The Hindustan Unilever (HUL) stock tumbled 7 per cent on Tuesday to Rs 277 with the Street disappointed at the low growth in volumes and lower profitability in the personal products (PP) business. While the top line growth of 8 per cent was lower than expected, it had more to do with drop in exports; revenues were fairly strong across segments.
However, the growth was led by prices rather than volumes, which were up only 2 per cent. Besides, while the strong turnaround in PP revenues was encouraging given the rather muted growth in the March 2009 quarter, the segment saw a near 600 basis points fall in EBIT (earnings before interest and tax) margins.
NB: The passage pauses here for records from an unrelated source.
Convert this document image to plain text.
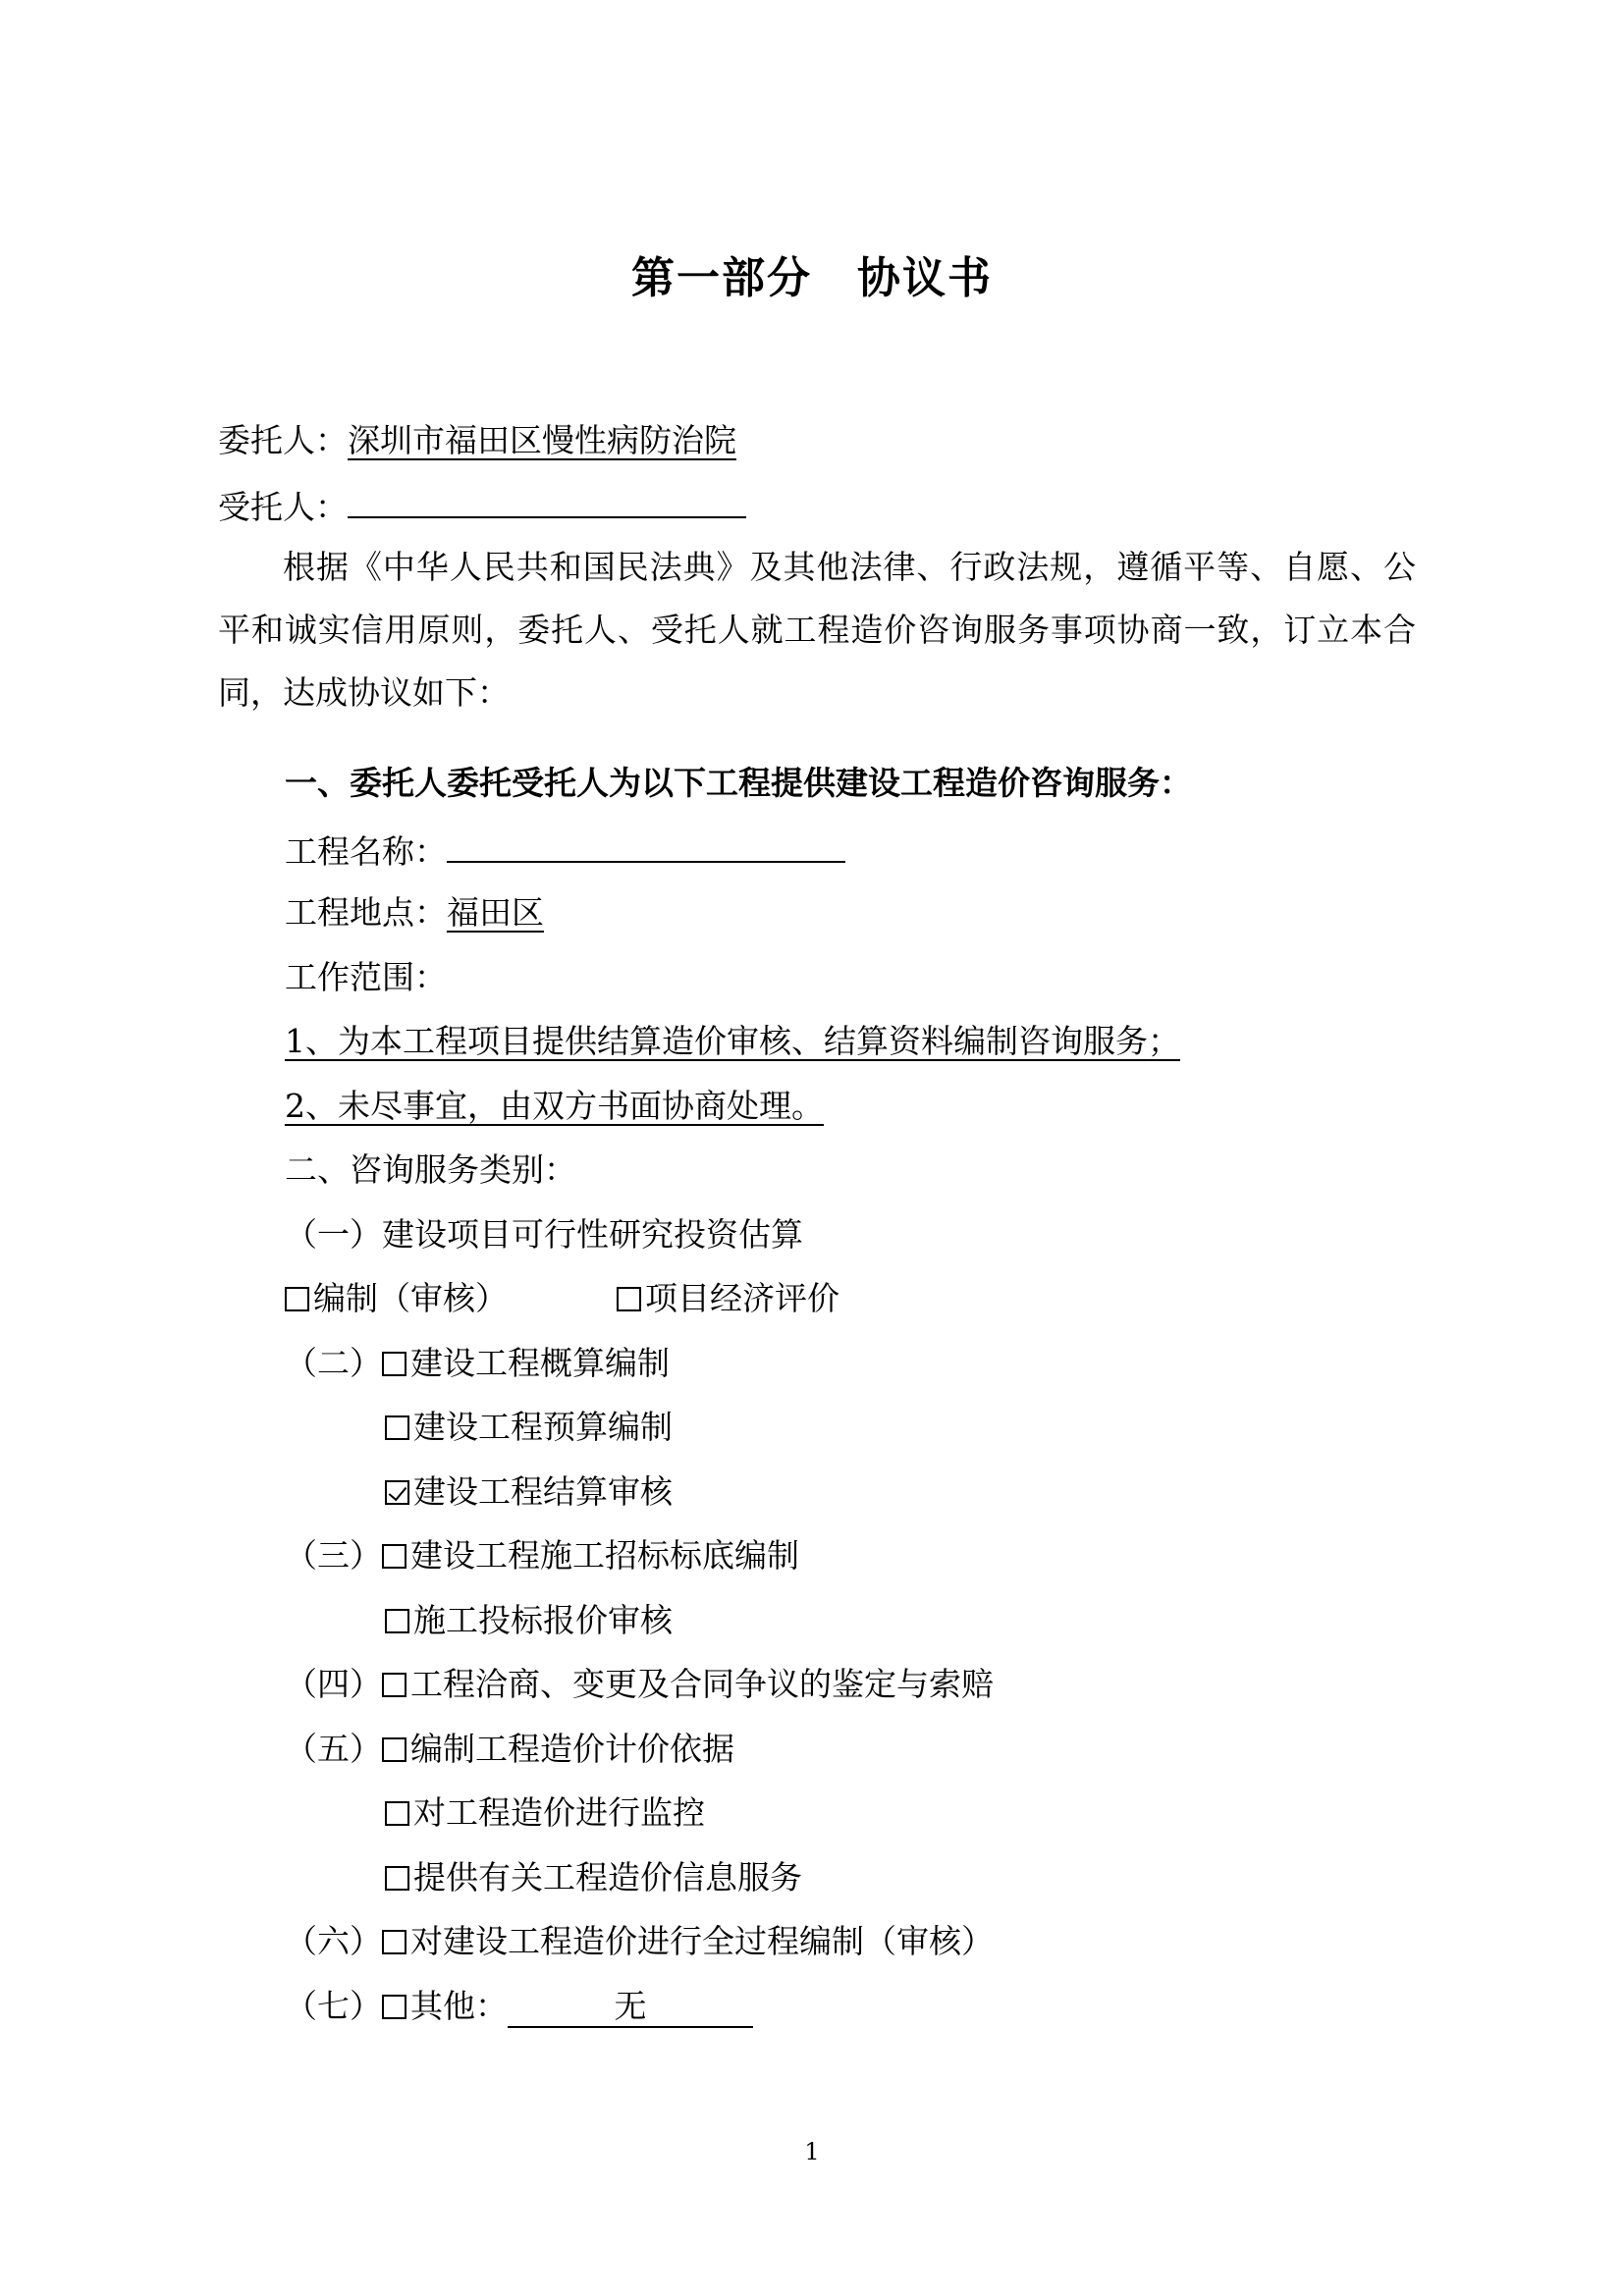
第一部分　协议书
委托人：深圳市福田区慢性病防治院
受托人：
根据《中华人民共和国民法典》及其他法律、行政法规，遵循平等、自愿、公平和诚实信用原则，委托人、受托人就工程造价咨询服务事项协商一致，订立本合同，达成协议如下：
一、委托人委托受托人为以下工程提供建设工程造价咨询服务：
工程名称：
工程地点：福田区
工作范围：
1、为本工程项目提供结算造价审核、结算资料编制咨询服务；
2、未尽事宜，由双方书面协商处理。
二、咨询服务类别：
（一）建设项目可行性研究投资估算
编制（审核）	项目经济评价
（二） 建设工程概算编制
建设工程预算编制
建设工程结算审核
（三） 建设工程施工招标标底编制
施工投标报价审核
（四） 工程洽商、变更及合同争议的鉴定与索赔
（五） 编制工程造价计价依据
对工程造价进行监控
提供有关工程造价信息服务
（六） 对建设工程造价进行全过程编制（审核）
（七） 其他：	无
1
If the operating profit margin (OPM) for the quarter was higher by 70 basis points at 16 per cent, it was due to better profitability in soaps and detergents, lower input costs and a check on other expenses.
Domestic FMCG revenues grew close to 13 per cent, not a bad performance except for the fact that they were driven by prices, and volumes were up just about 2 per cent. It’s possible that volumes of soaps and detergents dropped 4-5 per cent and that PP volumes increased by low single digits. The management had resorted to some price cuts earlier this year because it believed HUL was losing market share at certain price points, especially in categories such as toothpaste, because consumers were down-trading. Cuts in prices of Wheel, Lifebuoy and other brands were supposed to have driven up volumes but it’s not clear which brands have been losing out.
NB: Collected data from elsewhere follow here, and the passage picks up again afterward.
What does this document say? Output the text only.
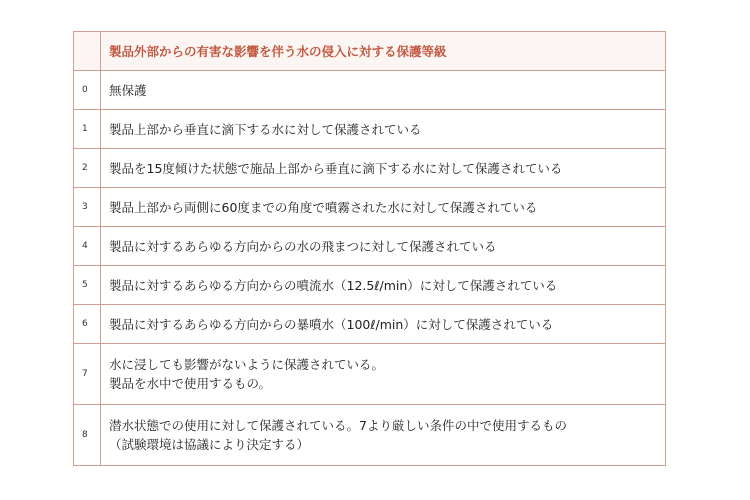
	製品外部からの有害な影響を伴う水の侵入に対する保護等級
0	無保護

1	製品上部から垂直に滴下する水に対して保護されている

2	製品を15度傾けた状態で施品上部から垂直に滴下する水に対して保護されている

3	製品上部から両側に60度までの角度で噴霧された水に対して保護されている

4	製品に対するあらゆる方向からの水の飛まつに対して保護されている

5	製品に対するあらゆる方向からの噴流水（12.5ℓ/min）に対して保護されている

6	製品に対するあらゆる方向からの暴噴水（100ℓ/min）に対して保護されている

7	水に浸しても影響がないように保護されている。
製品を水中で使用するもの。

8	潜水状態での使用に対して保護されている。7より厳しい条件の中で使用するもの
（試験環境は協議により決定する）
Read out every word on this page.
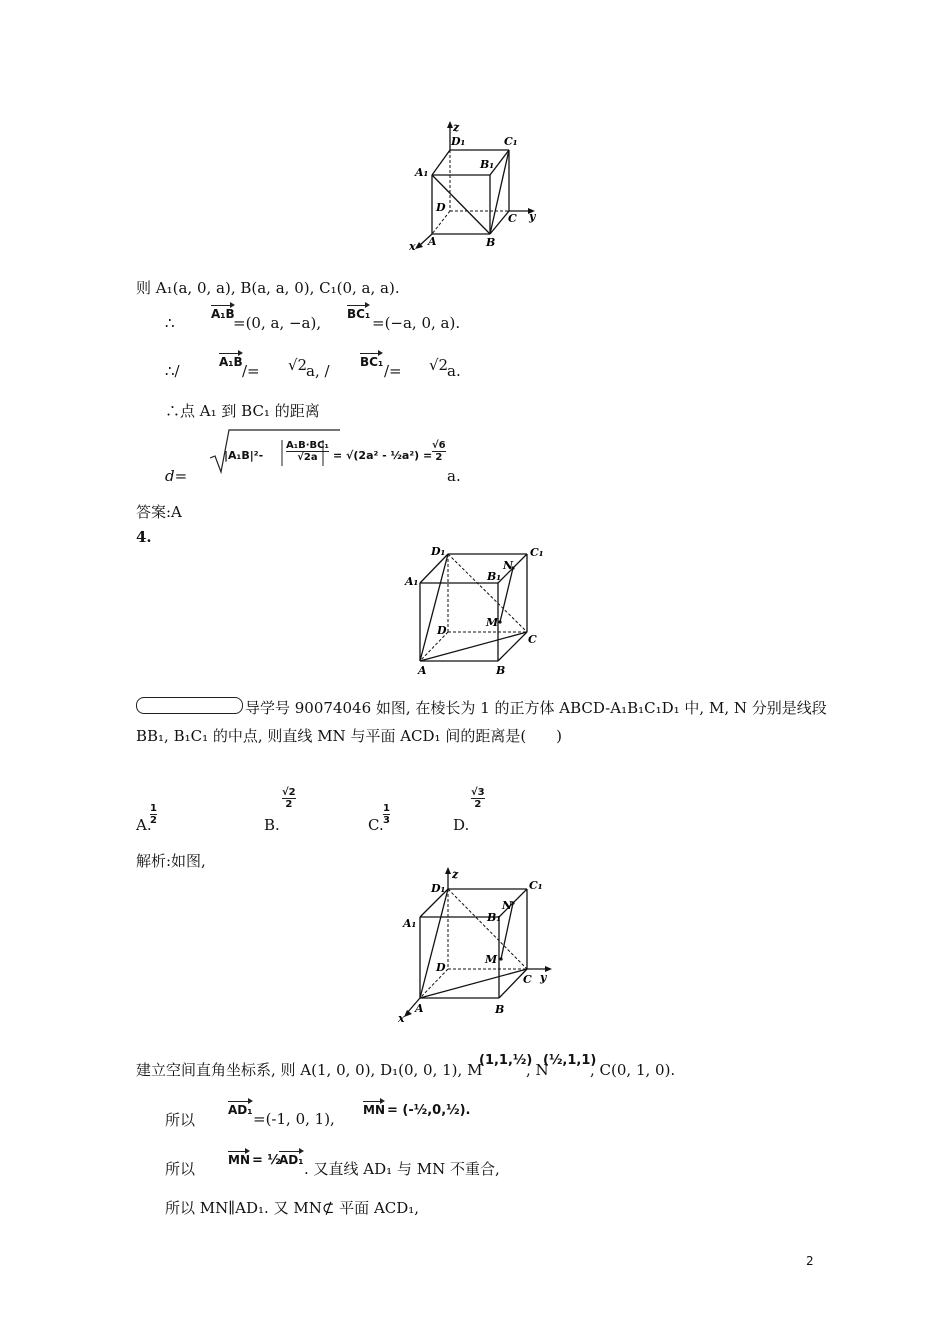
z
D₁	C₁
B₁
A₁
D
C y
A	B
x
则 A₁(a, 0, a), B(a, a, 0), C₁(0, a, a).
∴	A₁B
=(0, a, −a), BC₁ =(−a, 0, a).
∴/	A₁B /= √2
a, /	BC₁ /= √2
a.
∴点 A₁ 到 BC₁ 的距离
d=
$|A_1B|^2- \frac{\text{A₁B·BC₁}}{√2a} = √(2a^2$ - ½a²) = $\frac{√6}{2}$
a.
答案:A
4.
D₁	C₁
N
B₁
A₁
M
D
C
A	B
导学号 90074046 如图, 在棱长为 1 的正方体 ABCD-A₁B₁C₁D₁ 中, M, N 分别是线段
BB₁, B₁C₁ 的中点, 则直线 MN 与平面 ACD₁ 间的距离是(　　)
A.
$\frac{1}{2}$	B.
$\frac{√2}{2}$
C. $\frac{1}{3}$	D.
$\frac{√3}{2}$
解析:如图,
z
D₁	C₁
N
B₁
A₁
M
D
C y
A	B
x
建立空间直角坐标系, 则 A(1, 0, 0), D₁(0, 0, 1), M
(1,1,½)
, N
(½,1,1)
, C(0, 1, 0).
所以
AD₁ =(-1, 0, 1), MN = (-½,0,½).
所以	MN = ½
AD₁ . 又直线 AD₁ 与 MN 不重合,
所以 MN∥AD₁. 又 MN⊄ 平面 ACD₁,
2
The PP segment is important because it has all along contributed over 40 per cent to HUL’s EBIT. But this time around, it accounts for less than that. While it is true that HUL has spent large amounts on marketing and advertising — spends are up 180 basis points —the segment should have been more profitable given that revenues have risen nearly 15 per cent.
Again, both beverages and foods showed strong top line momentum, though at the cost of profitability. At Rs 277, the stock trades at 26 times estimated 2009-10 earnings and is not cheap.